Foundations of Community III: Trinitarian Variety in the Church

As we conclude this brief look at the Trinitarian foundations of true Christian community, we are looking at the appropriate diversity within the community. We’ve rooted our need for community in the fact that we were created in the image of a Triune God, a community of persons united in one essence. Last week, we saw that the heart of the Church’s unity we share one Lord, one faith, and one baptism.  Since this is who God is, we want our community to bear the unmistakeable imprint of God. That way, we will begin to realize the true and ultimate purpose of community: community exists for the glory of the Triune God.

If we only focus on our unity and sameness, however, we will end up with a distorted picture of God, and as a result, a distorted community. This risk is real, and one that we should constantly be aware of and fighting against. We can start to tell that oneness in a community has become an idol when variety in the way we do community prompts people to absent themselves from the community, or even demeaning and attacking the community.
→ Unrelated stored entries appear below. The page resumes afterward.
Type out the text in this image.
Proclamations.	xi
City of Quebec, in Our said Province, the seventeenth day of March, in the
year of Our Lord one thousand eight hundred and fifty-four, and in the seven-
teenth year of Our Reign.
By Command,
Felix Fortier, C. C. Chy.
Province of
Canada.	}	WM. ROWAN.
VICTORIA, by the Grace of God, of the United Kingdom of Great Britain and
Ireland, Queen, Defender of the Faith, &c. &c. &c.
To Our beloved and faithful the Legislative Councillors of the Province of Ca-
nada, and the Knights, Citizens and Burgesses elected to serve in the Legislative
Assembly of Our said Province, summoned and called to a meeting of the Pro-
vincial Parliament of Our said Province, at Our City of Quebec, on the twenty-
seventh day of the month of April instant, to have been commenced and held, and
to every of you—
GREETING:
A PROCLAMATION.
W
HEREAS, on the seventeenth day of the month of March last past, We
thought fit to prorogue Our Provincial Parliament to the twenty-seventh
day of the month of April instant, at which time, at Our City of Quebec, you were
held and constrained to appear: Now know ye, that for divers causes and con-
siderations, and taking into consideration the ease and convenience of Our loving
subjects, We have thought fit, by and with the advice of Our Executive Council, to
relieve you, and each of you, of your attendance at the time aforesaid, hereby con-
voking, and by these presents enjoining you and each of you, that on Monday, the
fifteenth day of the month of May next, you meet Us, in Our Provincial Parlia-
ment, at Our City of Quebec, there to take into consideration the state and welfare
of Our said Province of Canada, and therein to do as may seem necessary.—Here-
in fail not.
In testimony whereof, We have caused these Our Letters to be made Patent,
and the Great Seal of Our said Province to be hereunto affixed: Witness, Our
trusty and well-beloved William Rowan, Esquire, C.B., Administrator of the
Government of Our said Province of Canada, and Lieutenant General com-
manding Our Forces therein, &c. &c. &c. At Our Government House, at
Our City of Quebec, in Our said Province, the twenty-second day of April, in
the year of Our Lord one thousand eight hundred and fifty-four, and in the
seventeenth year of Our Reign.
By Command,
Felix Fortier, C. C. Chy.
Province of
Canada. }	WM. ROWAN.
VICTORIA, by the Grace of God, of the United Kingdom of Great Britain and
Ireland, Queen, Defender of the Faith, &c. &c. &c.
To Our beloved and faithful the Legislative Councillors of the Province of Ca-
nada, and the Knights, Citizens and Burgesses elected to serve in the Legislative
This is what we do when we only support or attend gatherings that we personally like, or programs that we feel meet our needs. Our standard becomes: “I didn’t get much out it.” rather than “Was my presence a blessing to the community?” We become consumers rather than members of one body. This is a move towards individualism, a divisive and destructive kind of “oneness” completely different than a confession of one Lord, one faith, and one baptism. When we find this impulse at work in our hearts, we are dealing with selfishness and pride. We become the eye, saying to the hand, “I don’t need you.”

But another way that we go wrong is when we expect or insist on a kind of uniformity in the life of the church. We expect everyone not only to share one Lord, one faith, and one baptism, but we expect that everyone will have the same spiritual gifts, or serve the body in the same way, or participate in the same kind of activities. The Bible tells us to expect the opposite: varieties of gifts, varieties of service, varieties of activities! And not only should we expect such things, but we should thank God for them. We should be glad in this differentiation! Our differences are not failings to be borne with; they are design features that should inspire thanks and praise. The eye should not be looking forward to the day when the hand finally grows in Christ and becomes another eye – he should be thankful that there is a part of his body that can remove logs!
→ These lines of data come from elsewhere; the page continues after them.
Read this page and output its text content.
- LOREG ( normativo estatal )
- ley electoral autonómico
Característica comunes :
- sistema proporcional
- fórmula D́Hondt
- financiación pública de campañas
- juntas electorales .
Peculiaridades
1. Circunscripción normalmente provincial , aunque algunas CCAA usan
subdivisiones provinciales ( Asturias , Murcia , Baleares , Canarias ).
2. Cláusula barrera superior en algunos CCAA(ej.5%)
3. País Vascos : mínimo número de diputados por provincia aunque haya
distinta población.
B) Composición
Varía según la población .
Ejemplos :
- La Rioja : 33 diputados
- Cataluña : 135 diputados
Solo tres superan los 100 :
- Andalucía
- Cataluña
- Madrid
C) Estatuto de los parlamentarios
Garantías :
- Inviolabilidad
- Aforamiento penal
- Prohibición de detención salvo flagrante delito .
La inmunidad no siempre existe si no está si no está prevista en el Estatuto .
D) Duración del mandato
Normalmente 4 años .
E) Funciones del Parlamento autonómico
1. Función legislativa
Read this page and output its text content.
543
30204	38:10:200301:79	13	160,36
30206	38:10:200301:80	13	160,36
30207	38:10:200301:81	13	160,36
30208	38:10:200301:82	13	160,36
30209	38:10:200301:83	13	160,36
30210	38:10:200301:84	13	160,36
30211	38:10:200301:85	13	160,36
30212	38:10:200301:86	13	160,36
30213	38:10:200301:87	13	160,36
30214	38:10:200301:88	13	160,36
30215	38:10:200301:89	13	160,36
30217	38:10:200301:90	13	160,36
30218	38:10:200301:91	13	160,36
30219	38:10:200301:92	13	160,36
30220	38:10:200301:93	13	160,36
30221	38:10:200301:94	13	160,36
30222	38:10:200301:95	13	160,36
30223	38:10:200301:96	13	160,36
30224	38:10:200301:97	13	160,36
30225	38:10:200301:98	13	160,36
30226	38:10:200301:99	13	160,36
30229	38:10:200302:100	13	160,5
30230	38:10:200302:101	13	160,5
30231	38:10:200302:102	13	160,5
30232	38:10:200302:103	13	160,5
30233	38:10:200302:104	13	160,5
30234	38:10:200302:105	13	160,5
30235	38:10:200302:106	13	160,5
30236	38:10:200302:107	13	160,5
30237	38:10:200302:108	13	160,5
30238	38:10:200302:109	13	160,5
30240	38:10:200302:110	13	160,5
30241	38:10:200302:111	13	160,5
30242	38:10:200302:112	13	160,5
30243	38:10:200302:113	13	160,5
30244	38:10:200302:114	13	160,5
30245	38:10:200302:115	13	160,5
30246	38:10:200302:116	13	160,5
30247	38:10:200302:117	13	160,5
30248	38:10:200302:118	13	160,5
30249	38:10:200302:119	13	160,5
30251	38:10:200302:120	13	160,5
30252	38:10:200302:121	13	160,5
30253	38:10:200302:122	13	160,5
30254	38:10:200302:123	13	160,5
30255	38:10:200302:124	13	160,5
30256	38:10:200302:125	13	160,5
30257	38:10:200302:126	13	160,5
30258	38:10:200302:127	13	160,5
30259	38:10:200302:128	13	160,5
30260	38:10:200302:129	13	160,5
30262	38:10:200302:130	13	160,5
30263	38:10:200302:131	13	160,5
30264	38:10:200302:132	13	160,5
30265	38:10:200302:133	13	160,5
We are prone to place special value on the gifts, abilities, and interests that we ourselves have, and so we tend to miss the glories of different gifts. This is what we’re doing when we compare our spirituality with someone else’s: we automatically assume that we are the standard, and that everyone else needs help! When we make our gifts, our abilities, our areas of service a litmus test for the faithfulness of others, we start to tear the body apart. We walk down the street with only one eye, and when people ask about it we tell them that that eye just wasn’t hearing very well, so we weren’t sure he was really committed to the body. How silly that sounds, but how often we do just that!

As we see in 1 Corinthians 12, especially in verses 4-6, one of the chief weapons we have for slaying the dragon of wrongheaded uniformity is the Trinitarian diversity in the gifts given to the Church. God has made the Church to depend not on one or two supergifted individuals who do church work, but instead He has knit together various parts into one body. In doing so, God has sabotaged individualism in favor of a Trinitarian community. Self-sufficiency doesn’t work, being in relationships with others does. In fact, the variety that God wants means that you shouldn’t try to do everything. Having different gifts frees us from the burden of trying to be someone or something that we’re not. Are all apostles? Are all administrators? Are all teachers? Are all helpers? Of course not. The answer to individualism and a kind of blanket uniformity is Trinitarian variety. One Church, many gifts.
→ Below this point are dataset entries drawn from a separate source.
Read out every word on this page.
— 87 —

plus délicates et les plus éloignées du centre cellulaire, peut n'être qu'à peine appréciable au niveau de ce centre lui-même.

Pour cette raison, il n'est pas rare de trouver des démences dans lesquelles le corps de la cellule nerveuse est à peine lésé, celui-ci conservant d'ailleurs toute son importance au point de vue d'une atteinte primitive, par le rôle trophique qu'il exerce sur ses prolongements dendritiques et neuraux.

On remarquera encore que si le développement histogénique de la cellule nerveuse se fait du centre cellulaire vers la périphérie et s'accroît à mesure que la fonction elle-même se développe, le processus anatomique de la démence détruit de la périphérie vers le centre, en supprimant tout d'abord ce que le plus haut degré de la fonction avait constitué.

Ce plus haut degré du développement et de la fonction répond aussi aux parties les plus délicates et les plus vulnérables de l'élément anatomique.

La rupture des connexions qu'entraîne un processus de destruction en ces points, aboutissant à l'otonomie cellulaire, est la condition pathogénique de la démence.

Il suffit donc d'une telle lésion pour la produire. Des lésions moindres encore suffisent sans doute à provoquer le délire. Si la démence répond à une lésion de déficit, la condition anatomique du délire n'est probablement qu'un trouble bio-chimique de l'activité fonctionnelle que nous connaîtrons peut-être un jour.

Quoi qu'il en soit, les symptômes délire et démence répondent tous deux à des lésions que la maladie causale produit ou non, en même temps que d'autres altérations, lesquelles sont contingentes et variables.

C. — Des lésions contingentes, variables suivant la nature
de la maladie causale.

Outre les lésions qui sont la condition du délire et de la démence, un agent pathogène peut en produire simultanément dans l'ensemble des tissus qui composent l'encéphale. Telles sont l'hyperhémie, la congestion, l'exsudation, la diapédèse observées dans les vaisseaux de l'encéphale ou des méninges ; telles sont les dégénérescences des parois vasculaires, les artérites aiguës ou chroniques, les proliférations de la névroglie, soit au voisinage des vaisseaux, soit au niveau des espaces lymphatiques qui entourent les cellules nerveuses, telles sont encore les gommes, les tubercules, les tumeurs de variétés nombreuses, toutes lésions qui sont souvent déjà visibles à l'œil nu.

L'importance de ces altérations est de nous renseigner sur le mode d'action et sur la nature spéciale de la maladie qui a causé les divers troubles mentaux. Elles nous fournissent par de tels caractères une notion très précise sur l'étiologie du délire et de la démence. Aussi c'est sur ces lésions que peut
Looking at your own gifts, then, realize that God isn’t slightly disappointed in who you are or how you are able to serve; He created you that way! God isn’t sad that you don’t have more gifts, or serve in more ways. God thinks it’s better when more people exercise a few gifts well than when a few people try to do it all. Overworked and exhausted dads, hear the gospel: God isn’t calling you to do more; He is telling you to rest in Christ. Tired mother of wild and joyful children, God is not disappointed that you cannot also serve the church in more ways. He rejoices in your service as a mom. Outgoing people person, God is not asking you to become a monk, reading big books and spending solitary months preparing to to teach. Quiet, reserved saint, God is not expecting you to become the life of the party, buttonholing everyone you meet and making small talk until you can sneak in a gospel presentation.

The point that Paul is making is this: God has designed the Church like a body: one body, many members. Having gifts that differ means that you cannot say to others “You aren’t needed.” But it also means that you cannot say to yourself “I’m not needed.” Every member is needed, every gift can be used, every service you render to God will be a blessing, every activity that God inspires in the church is precious in His sight. When we live together in this way, uniting around one Lord, one faith, and one baptism, and expressing our love for God and each other through very different gifts, serving in completely different ways, we are showing the world what our God is like. A community that is bound together in love, and set free to serve in different ways is a glorious picture of one God who exists in three persons, a God who delights to share His glory with us, and who shows His glory through us.